VI. Sur la demande de dommages et intérêts fondée sur l'obstruction commerciale et la concurrence déloyale :

Considérant qu'il résulte de l'ensemble des éléments versés aux débats que M. Cadiou ne rapporte pas la preuve des griefs allégués ;

Qu'il sera débouté de ses demandes de dommages et intérêts;

VII. Sur la résiliation abusive du contrat du 22.9.1981.

Considérant que les Papeteries de Buxeuil ont résilié le contrat de leur agent commercial au motif de l'insuffisance du chiffre d'affaires réalisé par ce dernier;

Qu'elles n'établissent pas que cette baisse de chiffre d'affaires soit consécutive à une activité insuffisante de M. Cadiou d'autant que celui-ci a maintenu des contacts avec la société Promodès et a permis la reprise des relations commerciales avec elle alors que les Papeteries de Buxeuil reconnaissent que l'interruption des relations était imputable à Promodès, qu'elles ont par la suite préféré privilégier le règlement du litige relatif à Codynett plutôt que de vendre de nouvelles fournitures, enfin que leur capacité de production étant insuffisante pour fournir plusieurs grandes centrales d'achat comme Promodès et Auchan.

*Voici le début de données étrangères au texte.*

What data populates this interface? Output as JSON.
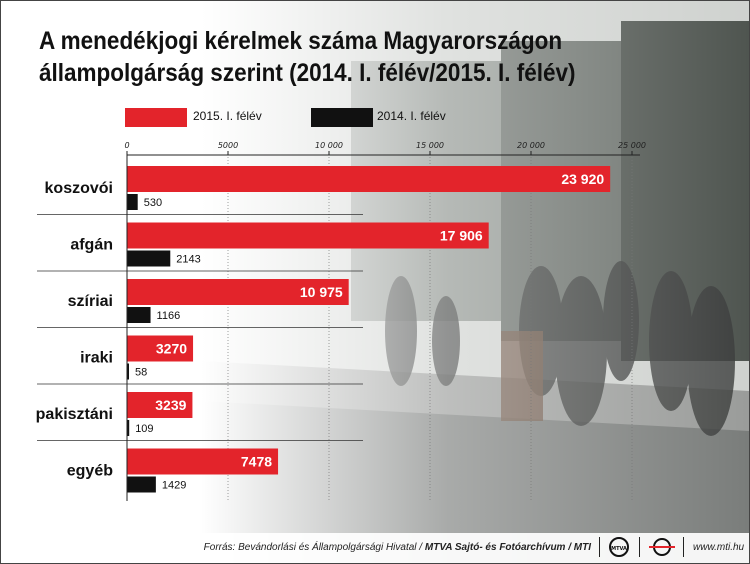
{
  "title": "A menedékjogi kérelmek száma Magyarországon állampolgárság szerint (2014. I. félév/2015. I. félév)",
  "legend": [
    {
      "label": "2015. I. félév",
      "color": "#e3242b"
    },
    {
      "label": "2014. I. félév",
      "color": "#111111"
    }
  ],
  "chart_data": {
    "type": "bar",
    "orientation": "horizontal",
    "title": "A menedékjogi kérelmek száma Magyarországon állampolgárság szerint (2014. I. félév/2015. I. félév)",
    "categories": [
      "koszovói",
      "afgán",
      "szíriai",
      "iraki",
      "pakisztáni",
      "egyéb"
    ],
    "series": [
      {
        "name": "2015. I. félév",
        "color": "#e3242b",
        "values": [
          23920,
          17906,
          10975,
          3270,
          3239,
          7478
        ],
        "labels": [
          "23 920",
          "17 906",
          "10 975",
          "3270",
          "3239",
          "7478"
        ]
      },
      {
        "name": "2014. I. félév",
        "color": "#111111",
        "values": [
          530,
          2143,
          1166,
          58,
          109,
          1429
        ],
        "labels": [
          "530",
          "2143",
          "1166",
          "58",
          "109",
          "1429"
        ]
      }
    ],
    "xlim": [
      0,
      25000
    ],
    "ticks": [
      0,
      5000,
      10000,
      15000,
      20000,
      25000
    ],
    "tick_labels": [
      "0",
      "5000",
      "10 000",
      "15 000",
      "20 000",
      "25 000"
    ],
    "grid": "vertical dotted lines at ticks",
    "legend_position": "top"
  },
  "footer": {
    "source_prefix": "Forrás: Bevándorlási és Állampolgársági Hivatal / ",
    "source_agency": "MTVA Sajtó- és Fotóarchívum / MTI",
    "mtva_logo_text": "MTVA",
    "website": "www.mti.hu"
  }
}
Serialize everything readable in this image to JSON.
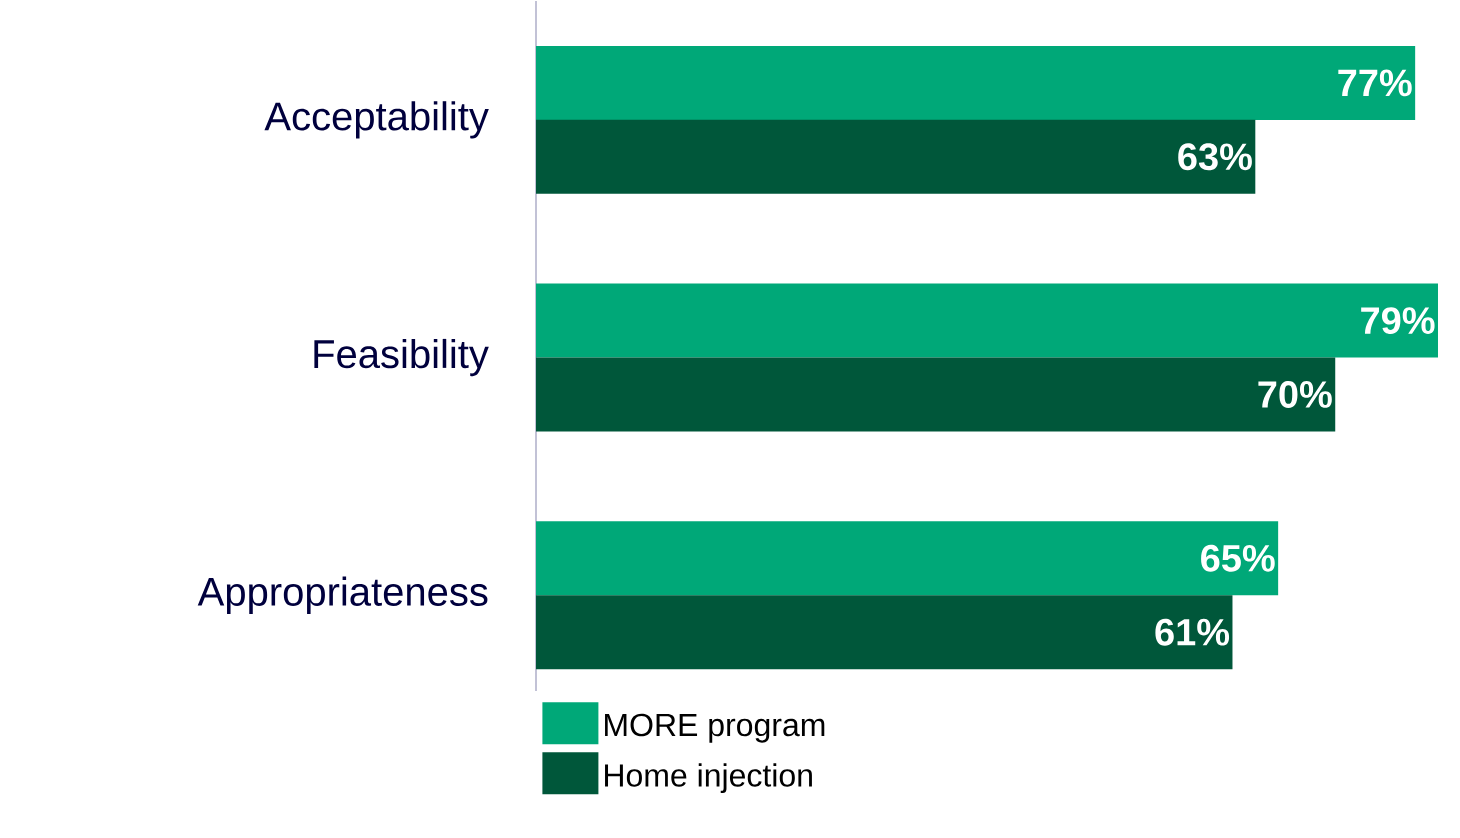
{
  "chart_data": {
    "type": "bar",
    "orientation": "horizontal",
    "categories": [
      "Acceptability",
      "Feasibility",
      "Appropriateness"
    ],
    "series": [
      {
        "name": "MORE program",
        "color": "#00a878",
        "values": [
          77,
          79,
          65
        ],
        "value_labels": [
          "77%",
          "79%",
          "65%"
        ]
      },
      {
        "name": "Home injection",
        "color": "#00573a",
        "values": [
          63,
          70,
          61
        ],
        "value_labels": [
          "63%",
          "70%",
          "61%"
        ]
      }
    ],
    "legend": "bottom"
  }
}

Que de plus la résiliation s'est faite sans préavis et sans que des critiques n'aient été adressées à M. Cadiou durant les dix ans d'exécution de son contrat ; Que la rupture est abusive;

Considérant que compte tenu du caractère brutal de la rupture, de la politique commerciale des Papeteries de Buxeuil durant l'année 1991 qui si, il n'est pas démontré qu'elle était destinée à réduire l'activité et donc le chiffre d'affaires de M. Cadiou, a toutefois eu cette conséquence, du montant des rémunérations de ce dernier en 1990 (264.203 Fttc) et en 1991 ( 87.993,99 Fttc) la Cour dispose de suffisamment d'éléments pour fixer à 330.000F le montant du préjudice subi;

VIII. Sur le surplus :

Considérant qu'il est équitable d'allouer à M. Cadiou la somme de 15.000F au titre de ses frais irrépétibles de première instance et d'appel ; Que les Papeteries de Buxeuil qui succombent en leurs prétentions seront déboutées de leurs demandes fondées à ce titre ;

Par ces motifs : LA COUR confirme le jugement déféré en ce qu'il a dit M. Cadiou mal fondé en ses demandes concernant l'obstruction commerciale et la concurrence déloyale; Le reformant pour le surplus, statuant à nouveau et y ajoutant : - Déclare recevable et bien fondé la demande fondée sur la rupture abusive du contrat; - condamne la société Annunziata France venant aux droits de la société Les Papeteries de Buxeuil à payer à M. Cadiou la somme de 330.000F à titre de dommages et intérêts et celle de 15.000F sur le fondement de l'article 700 du NCPC. - ici condamne aux dépens de première instance et d'appel qui pourront être recouvrés conformément à l'article 699 du NCPC.